Minovia Therapeutics has received Fast Track Designation from the US Food and Drug Administration (FDA) for its lead investigational therapy, MNV-201, in Myelodysplastic Syndrome (MDS).

米诺维亚治疗公司（Minovia Therapeutics）已获得美国食品药品监督管理局（FDA）对其主要研究性疗法MNV-201在骨髓增生异常综合征（MDS）中的快速通道资格。

MDS is an age-related blood disorder caused by ineffective blood cell production and genetic instability, which may progress to Acute Myeloid Leukaemia (AML). Patients often face a high symptom burden and an increased risk of complications. Minovia’s research suggests MDS may be linked to mitochondrial dysfunction, further supporting the company’s approach..

MDS是一种与年龄相关的血液疾病，由无效的血细胞生成和基因不稳定性引起，可能会进展为急性髓系白血病（AML）。患者通常面临较高的症状负担和并发症风险。Minovia的研究表明，MDS可能与线粒体功能障碍有关，进一步支持了该公司的研究方向。

MNV-201 is a first-in-class cell therapy based on Minovia’s Mitochondrial Augmentation Technology (MAT). The treatment involves introducing healthy mitochondria into a patient’s own stem cells to restore energy production, organ function, and overall health. Early clinical studies in Pearson Syndrome have indicated safety and potential multi-system benefits..

MNV-201 是一种基于 Minovia 的线粒体增强技术 (MAT) 的首创细胞疗法。该治疗涉及将健康的线粒体引入患者自身的干细胞中，以恢复能量生产、器官功能和整体健康。在 Pearson 综合征的早期临床研究中已显示出安全性和潜在的多系统益处。

This is the second FDA Fast Track recognition for MNV-201, which already holds Fast Track and Rare Paediatric Disease Designations for the treatment of Pearson Syndrome, a rare and life-threatening mitochondrial disorder affecting children. The therapy is currently under investigation in a Phase 2 clinical trial for Pearson Syndrome and a Phase Ib trial in low-risk MDS patients.

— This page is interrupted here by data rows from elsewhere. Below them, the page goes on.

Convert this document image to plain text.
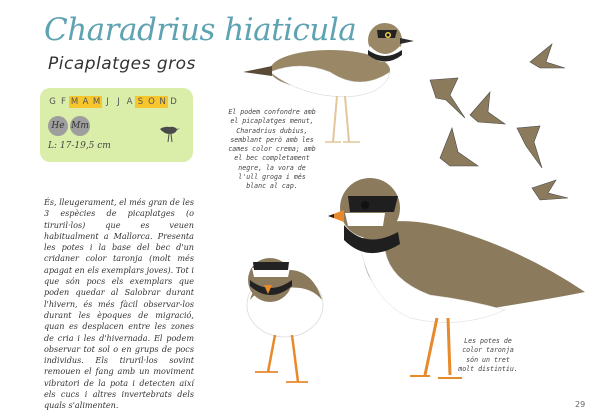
Charadrius hiaticula
Picaplatges gros
G F M A M J J A S O N D
He Mm
L: 17-19,5 cm
És, lleugerament, el més gran de les 3 espècies de picaplatges (o tiruril·los) que es veuen habitualment a Mallorca. Presenta les potes i la base del bec d'un cridaner color taronja (molt més apagat en els exemplars joves). Tot i que són pocs els exemplars que poden quedar al Salobrar durant l'hivern, és més fàcil observar-los durant les èpoques de migració, quan es desplacen entre les zones de cria i les d'hivernada. El podem observar tot sol o en grups de pocs individus. Els tiruril·los sovint remouen el fang amb un moviment vibratori de la pota i detecten així els cucs i altres invertebrats dels quals s'alimenten.
El podem confondre amb el picaplatges menut, Charadrius dubius, semblant però amb les cames color crema; amb el bec completament negre, la vora de l'ull groga i més blanc al cap.
Les potes de color taronja són un tret molt distintiu.
29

这是MNV-201获得的第二个FDA快速通道认定，该药物已拥有治疗Pearson综合征的快速通道和罕见儿科疾病认定。Pearson综合征是一种罕见且危及生命的儿童线粒体疾病。目前，该疗法正在针对Pearson综合征的二期临床试验和针对低风险MDS患者的Ib期试验中进行研究。

Six of the nine planned patients in the MDS study have already been treated..

MDS研究中计划的九名患者已有六名接受治疗。

Fast Track Designation is intended to speed up the development and review of medicines for serious conditions with unmet medical needs. It provides opportunities for closer interaction with the FDA, eligibility for priority review, and the option of rolling submission for a future Biologics License Application..

快速通道资格旨在加快针对未满足医疗需求的严重疾病的药物的研发和审查进程。它提供了与FDA更密切互动的机会，优先审查的资格，以及未来生物制品许可申请的滚动提交选项。

The company has also announced a definitive business combination agreement with Launch One Acquisition Corp., a special purpose acquisition company.

公司还宣布了与特殊目的收购公司Launch One Acquisition Corp.的最终业务合并协议。

Upon completion, expected in late 2025, the combined entity will continue as Minovia Therapeutics and list on Nasdaq under a new ticker symbol.

预计在 2025 年底完成合并后，合并后的实体将继续以 Minovia Therapeutics 的名义存在，并在纳斯达克上市，使用新的股票代码。